ECB policymakers have argued about future inflation, warned about the risk of a “regime shift” in prices and pushed for a bigger cut in asset purchases.
Some of the ECB’s more conservative governing council members were concerned about “upside risks” to the central bank’s inflation projection, according to the minutes of its September meeting, which were published by the central bank on Thursday.
The discussion focuses on how the recent spike in eurozone inflation to its highest level in more than a decade is causing disagreement among ECB rate-setters about how long the price surge will stay and whether the central bank should modify the monetary policy as a result.
Last month, the European Central Bank predicted that inflation will fall from 2.2 percent this year to 1.7 percent next year and 1.5 percent in 2023. According to the minutes, the majority of ECB council members agreed with the forecast. However, some council members expressed doubts about the central bank’s estimates after the central bank continuously miscalculated how high energy prices and supply constraints would force inflation above its 2% target this year.
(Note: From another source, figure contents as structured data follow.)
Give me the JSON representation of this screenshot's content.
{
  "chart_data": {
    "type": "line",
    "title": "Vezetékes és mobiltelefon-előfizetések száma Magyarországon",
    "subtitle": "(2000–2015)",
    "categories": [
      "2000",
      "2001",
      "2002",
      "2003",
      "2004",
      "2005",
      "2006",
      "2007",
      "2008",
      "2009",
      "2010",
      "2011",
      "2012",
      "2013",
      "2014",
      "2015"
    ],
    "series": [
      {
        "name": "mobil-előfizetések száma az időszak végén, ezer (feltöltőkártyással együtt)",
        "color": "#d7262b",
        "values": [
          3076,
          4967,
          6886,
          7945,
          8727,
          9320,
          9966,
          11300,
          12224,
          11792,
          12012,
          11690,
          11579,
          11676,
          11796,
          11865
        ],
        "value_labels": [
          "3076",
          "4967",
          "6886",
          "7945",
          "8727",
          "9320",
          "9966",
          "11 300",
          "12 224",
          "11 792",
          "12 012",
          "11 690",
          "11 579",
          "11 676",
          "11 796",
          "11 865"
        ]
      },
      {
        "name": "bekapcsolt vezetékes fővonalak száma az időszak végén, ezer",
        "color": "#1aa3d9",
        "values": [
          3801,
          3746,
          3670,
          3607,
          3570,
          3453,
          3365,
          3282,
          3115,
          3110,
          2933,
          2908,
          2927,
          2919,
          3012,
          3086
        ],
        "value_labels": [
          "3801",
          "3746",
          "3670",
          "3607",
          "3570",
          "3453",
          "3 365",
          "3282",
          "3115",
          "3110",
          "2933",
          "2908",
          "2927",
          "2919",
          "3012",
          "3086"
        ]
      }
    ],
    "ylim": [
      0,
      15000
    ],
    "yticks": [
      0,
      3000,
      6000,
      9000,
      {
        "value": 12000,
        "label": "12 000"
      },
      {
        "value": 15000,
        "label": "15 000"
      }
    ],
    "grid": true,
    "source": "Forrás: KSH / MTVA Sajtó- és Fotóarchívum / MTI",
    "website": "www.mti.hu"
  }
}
Council Members Argued Inflation Would Exceed the ECB Forecasts
They added that the ECB’s recent decision to take growing house prices into consideration would “lead to a higher projected path for inflation.” According to figures released on Thursday, eurozone house prices rose 6.8% in the year to the second quarter, the most significant increase in 15 years.
Some council members predicted that policies to fight climate change and future rises in carbon prices would “likely contribute to sustained higher price pressures for several years.”
Since the September gathering, European gas prices have climbed sharply, and the cost of carbon credits has reached new highs of more than €60 per tonne.
ECB this month declared a “moderate” slowing in the pace of its €1.85 trillion emergency bond-buying program, which was initiated in response to the epidemic, in reaction to increasing inflation and improved financial conditions.
According to the minutes, several more hawkish policymakers urged for “a more considerable slowdown in the rate of purchases.” Others, however, refused.